Monitor repair-data jobs

Contributors

You can monitor the status of repair jobs by using the repair-data script from the command line.

These include jobs that you initiated manually, or jobs that StorageGRID initiated automatically as part of a decommission procedure.

Note If you are running volume restoration jobs, monitor the progress and view a history of those jobs in the Grid Manager instead.

Monitor the status of repair-data jobs based on whether you use replicated data, erasure-coded (EC) data, or both.

  • To get an estimated percent completion for the replicated repair, add the show-replicated-repair-status option to the repair-data command.

    repair-data show-replicated-repair-status

  • To determine if repairs are complete:

    1. Select NODES > Storage Node being repaired > ILM.

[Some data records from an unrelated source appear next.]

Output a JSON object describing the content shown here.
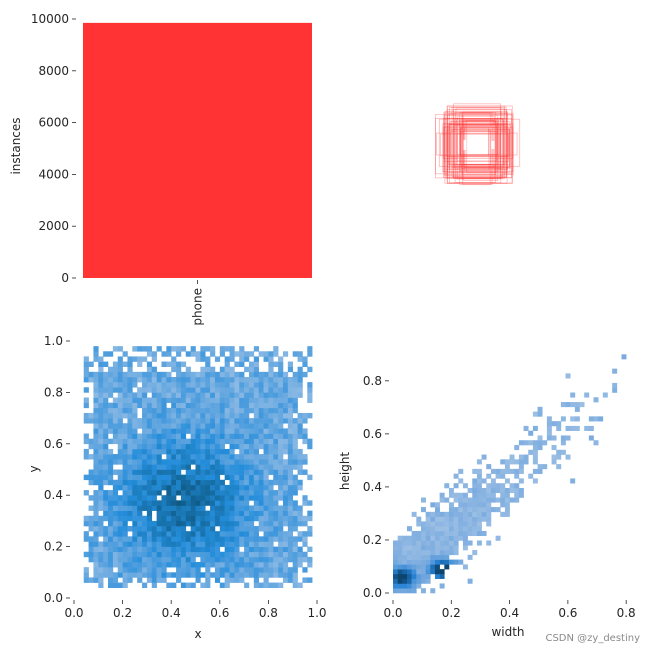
{
  "watermark": "CSDN @zy_destiny",
  "chart_data": [
    {
      "id": "instances",
      "type": "bar",
      "categories": [
        "phone"
      ],
      "values": [
        9850
      ],
      "ylabel": "instances",
      "ylim": [
        0,
        10000
      ],
      "yticks": [
        0,
        2000,
        4000,
        6000,
        8000,
        10000
      ],
      "color": "#ff3333"
    },
    {
      "id": "boxes",
      "type": "scatter",
      "description_kind": "overlaid bounding-box outlines centered near (0.5, 0.5)",
      "box_center": [
        0.5,
        0.5
      ],
      "box_width_range": [
        0.08,
        0.3
      ],
      "box_height_range": [
        0.1,
        0.3
      ],
      "color": "#ff3333"
    },
    {
      "id": "xy",
      "type": "heatmap",
      "xlabel": "x",
      "ylabel": "y",
      "xlim": [
        0.0,
        1.0
      ],
      "ylim": [
        0.0,
        1.0
      ],
      "xticks": [
        0.0,
        0.2,
        0.4,
        0.6,
        0.8,
        1.0
      ],
      "yticks": [
        0.0,
        0.2,
        0.4,
        0.6,
        0.8,
        1.0
      ],
      "x_extent": [
        0.05,
        0.95
      ],
      "y_extent": [
        0.05,
        0.95
      ],
      "peak": [
        0.45,
        0.38
      ],
      "color": "#1f8ee6"
    },
    {
      "id": "wh",
      "type": "heatmap",
      "xlabel": "width",
      "ylabel": "height",
      "xlim": [
        0.0,
        0.82
      ],
      "ylim": [
        0.0,
        0.92
      ],
      "xticks": [
        0.0,
        0.2,
        0.4,
        0.6,
        0.8
      ],
      "yticks": [
        0.0,
        0.2,
        0.4,
        0.6,
        0.8
      ],
      "peaks": [
        [
          0.03,
          0.06
        ],
        [
          0.17,
          0.09
        ]
      ],
      "color": "#1f8ee6"
    }
  ]
}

    2. Review the attributes in the Evaluation section. When repairs are complete, the Awaiting - All attribute indicates 0 objects.

  • To monitor the repair in more detail:

    1. Select SUPPORT > Tools > Grid topology.

    2. Select grid > Storage Node being repaired > LDR > Data Store.

    3. Use a combination of the following attributes to determine, as well as possible, if replicated repairs are complete.

      Note Cassandra inconsistencies might be present, and failed repairs aren't tracked.
      • Repairs Attempted (XRPA): Use this attribute to track the progress of replicated repairs. This attribute increases each time a Storage Node tries to repair a high-risk object. When this attribute does not increase for a period longer than the current scan period (provided by the Scan Period — Estimated attribute), it means that ILM scanning found no high-risk objects that need to be repaired on any nodes.

        Note High-risk objects are objects that are at risk of being completely lost. This does not include objects that don't satisfy their ILM configuration.
      • Scan Period — Estimated (XSCM): Use this attribute to estimate when a policy change will be applied to previously ingested objects. If the Repairs Attempted attribute does not increase for a period longer than the current scan period, it is probable that replicated repairs are done. Note that the scan period can change. The Scan Period — Estimated (XSCM) attribute applies to the entire grid and is the maximum of all node scan periods. You can query the Scan Period — Estimated attribute history for the grid to determine an appropriate time frame.